Pessimistic analyses on the prospects of the Trans-Caspian International Transport Route, or the Middle Corridor, as it is also known, often cite the fact that cargo is required to cross multiple national borders. The Azerbaijani-Georgian-Kazakh logistics company is envisioned as a way of overcoming that hurdle.
Considerable progress has been made on easing the passage of goods already.
Kazakhstan’s Industry and Infrastructure Development Ministry has reported that delivery times for goods being carried from China to Europe across the trans-Caspian route have decreased over the past year from 53 days to just 18-23 days. The goal is to bring that down even further, to 10-15 days.
While the physical volume of goods is relatively modest, the trend is positive. The amount of cargo traffic by weight carried along the route from the beginning of the year through to June exceeded 1 million tons, an increase of 64 percent compared to the same period last year.
But while delivery times can be brought down through efficient coordination, volumes cannot be increased without investment in new infrastructure.
As Gaidar Abdikerimov, the secretary-general of the association of the Trans-Caspian International Transport Route, has explained to Eurasianet, the bottleneck most plaguing the Caspian’s transit potential is the South Caucasus. Underdeveloped port infrastructure limits capacity and causes congestion, he has said.
Georgian Prime Minister Irakli Garibashvili acknowledged this problem during his meeting with Smailov.
“We are cooperating to eliminate bottlenecks on the route and make the Middle Corridor even more attractive for the countries of Central Asia, China and other Asian countries in general,” Garibashvili said.
He also said that the Georgian authorities are working on the modernization of the railway network and the construction of a new port.

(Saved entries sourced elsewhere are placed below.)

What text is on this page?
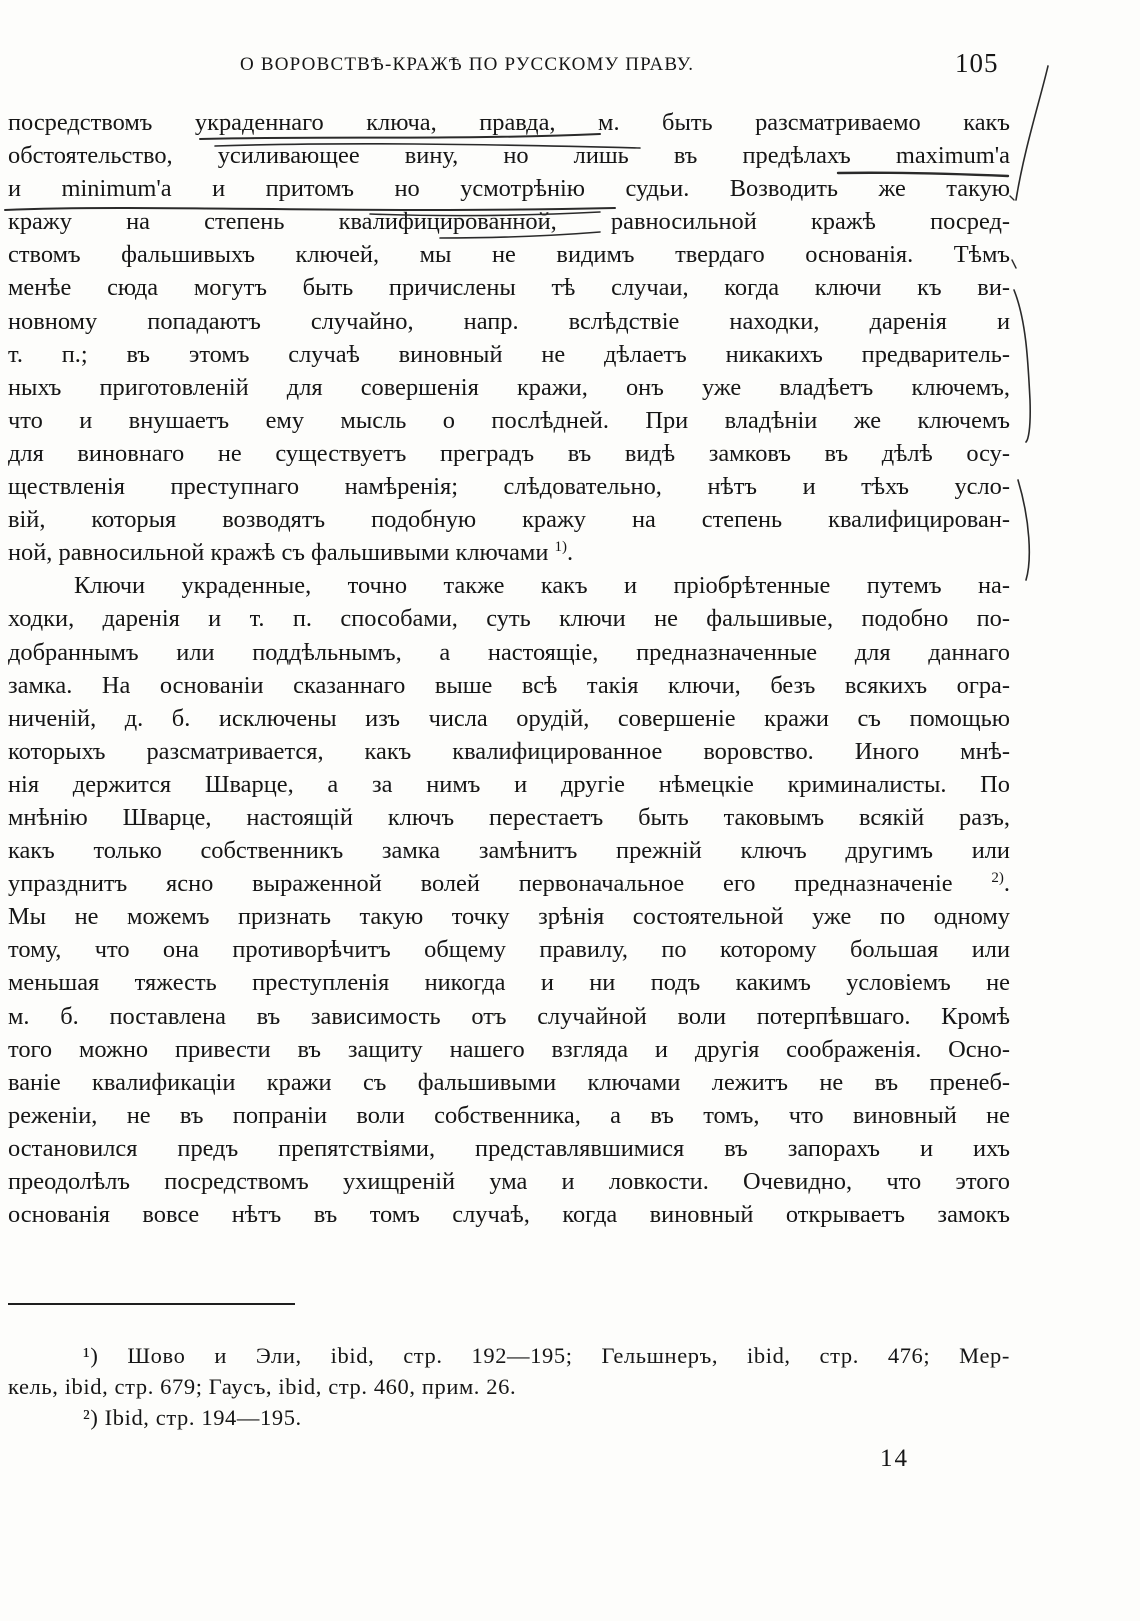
О ВОРОВСТВѢ-КРАЖѢ ПО РУССКОМУ ПРАВУ.	105
посредствомъ украденнаго ключа, правда, м. быть разсматриваемо какъ
обстоятельство, усиливающее вину, но лишь въ предѣлахъ maximum'а
и minimum'а и притомъ но усмотрѣнію судьи. Возводить же такую
кражу на степень квалифицированной, равносильной кражѣ посред-
ствомъ фальшивыхъ ключей, мы не видимъ твердаго основанія. Тѣмъ
менѣе сюда могутъ быть причислены тѣ случаи, когда ключи къ ви-
новному попадаютъ случайно, напр. вслѣдствіе находки, даренія и
т. п.; въ этомъ случаѣ виновный не дѣлаетъ никакихъ предваритель-
ныхъ приготовленій для совершенія кражи, онъ уже владѣетъ ключемъ,
что и внушаетъ ему мысль о послѣдней. При владѣніи же ключемъ
для виновнаго не существуетъ преградъ въ видѣ замковъ въ дѣлѣ осу-
ществленія преступнаго намѣренія; слѣдовательно, нѣтъ и тѣхъ усло-
вій, которыя возводятъ подобную кражу на степень квалифицирован-
ной, равносильной кражѣ съ фальшивыми ключами $^{1)}$.
Ключи украденные, точно также какъ и пріобрѣтенные путемъ на-
ходки, даренія и т. п. способами, суть ключи не фальшивые, подобно по-
добраннымъ или поддѣльнымъ, а настоящіе, предназначенные для даннаго
замка. На основаніи сказаннаго выше всѣ такія ключи, безъ всякихъ огра-
ниченій, д. б. исключены изъ числа орудій, совершеніе кражи съ помощью
которыхъ разсматривается, какъ квалифицированное воровство. Иного мнѣ-
нія держится Шварце, а за нимъ и другіе нѣмецкіе криминалисты. По
мнѣнію Шварце, настоящій ключъ перестаетъ быть таковымъ всякій разъ,
какъ только собственникъ замка замѣнитъ прежній ключъ другимъ или
упразднитъ ясно выраженной волей первоначальное его предназначеніе	$^{2)}$.
Мы не можемъ признать такую точку зрѣнія состоятельной уже по одному
тому, что она противорѣчитъ общему правилу, по которому большая или
меньшая тяжесть преступленія никогда и ни подъ какимъ условіемъ не
м. б. поставлена въ зависимость отъ случайной воли потерпѣвшаго. Кромѣ
того можно привести въ защиту нашего взгляда и другія соображенія. Осно-
ваніе квалификаціи кражи съ фальшивыми ключами лежитъ не въ пренеб-
реженіи, не въ попраніи воли собственника, а въ томъ, что виновный не
остановился предъ препятствіями, представлявшимися въ запорахъ и ихъ
преодолѣлъ посредствомъ ухищреній ума и ловкости. Очевидно, что этого
основанія вовсе нѣтъ въ томъ случаѣ, когда виновный открываетъ замокъ
¹) Шово и Эли, ibid, стр. 192—195; Гельшнеръ, ibid, стр. 476; Мер-
кель, ibid, стр. 679; Гаусъ, ibid, стр. 460, прим. 26.
²) Ibid, стр. 194—195.
14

Smailov’s tour produced much other business in connectivity besides. One of the 10 bilateral agreements he signed with Azerbaijan will see the number of permitted flights between the two countries rise from a maximum of 32 per week to 42.
Astana says its goal is to ramp up exports to Azerbaijan so as to reach $1 billion in bilateral trade, up from the $500 million recorded in 2022.
Among the agreements concluded in Georgia was one on increasing capacity at the Batumi oil terminal, which belongs to Kazakhstan and provides Kazakh oil with an outlet to the Black Sea market. This corridor is seen as a particularly important component of Kazakhstan’s strategy to reduce its reliance on Russian territory for export of its oil.